On Monday, Bank of New York Mellon CEO Robert Kelly pulled out of the running for Bank of America’s top job, with compensation the apparent sticking point: As a TARP-funded company under the thumb of the government, B of A couldn’t put together a compensation package worth Kelly’s while. I blogged that running a $2 trillion bank is not a public service.
Apparently, Ed Whitacre thinks running General Motors is a public service. The chairman and interim CEO is interested in finding a permanent chief executive for the erstwhile world’s biggest automaker, but guess what: he’s limited by the feds’ executive-pay constraints. So he makes the job sound like its holder would be doing the company - nay, the country – a favor.
“I think it would be somebodywho is wanting to do this for more than compensation,” Dow Jones Newswires reported Whitacre as saying. “It’s a big deal. It’s about coming back and making a company great and making it public again.”
Good heavens. Running GM is a thankless task, to be sure. Satisfying its government masters means pushing green vehicles absent evidence that consumers want to buy them. It means touting the electric-charged Chevy Volt as a savior even though it will cost $40,000 and is too expensive to make to be commercially viable. It means dealing with a still-bloated dealer network and trying to find buyers for the marques GM is finally trying to shed. And it means dealing with a UAW that still scarcely seems to understand the company is fighting for its life.
Would any renowned corporate executive take on this role as a way to give back to the U.S. after decades of personal success in the private sector? Not likely – with long odds against success, it’s not worth tarnishing one’s legacy. Would a successful CEO of another industrial company – earning millions as he or she leads the firm to billions in profits for shareholders - forsake competitive remuneration to work for comparative peanuts at a government-owned car company? To ask the question is to answer it.
If the government wants to attract top-flight talent to the companies under its charge, then it needs to scrap executive-compensation curbs.

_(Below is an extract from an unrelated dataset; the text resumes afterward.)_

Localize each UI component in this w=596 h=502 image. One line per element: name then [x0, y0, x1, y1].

If you don’t pay the market rate for top-flight talent, you don’t get top-flight talent, making a return on your investment less likely. Is this the inevitable result when less than 10% of the solons of the Obama Administration have any experience working for the private sector?

December 16, 2009
If you look at executive compensation of top US companies, it is unclear that there exists a positive correlation between talent and compensation. In the article linked below, Steven Jobs, Warren Buffet, Eric Schmidt, and Steven Ballmer are at the bottom. The heads of Merril Lynch and Lehman Brothers are near the top.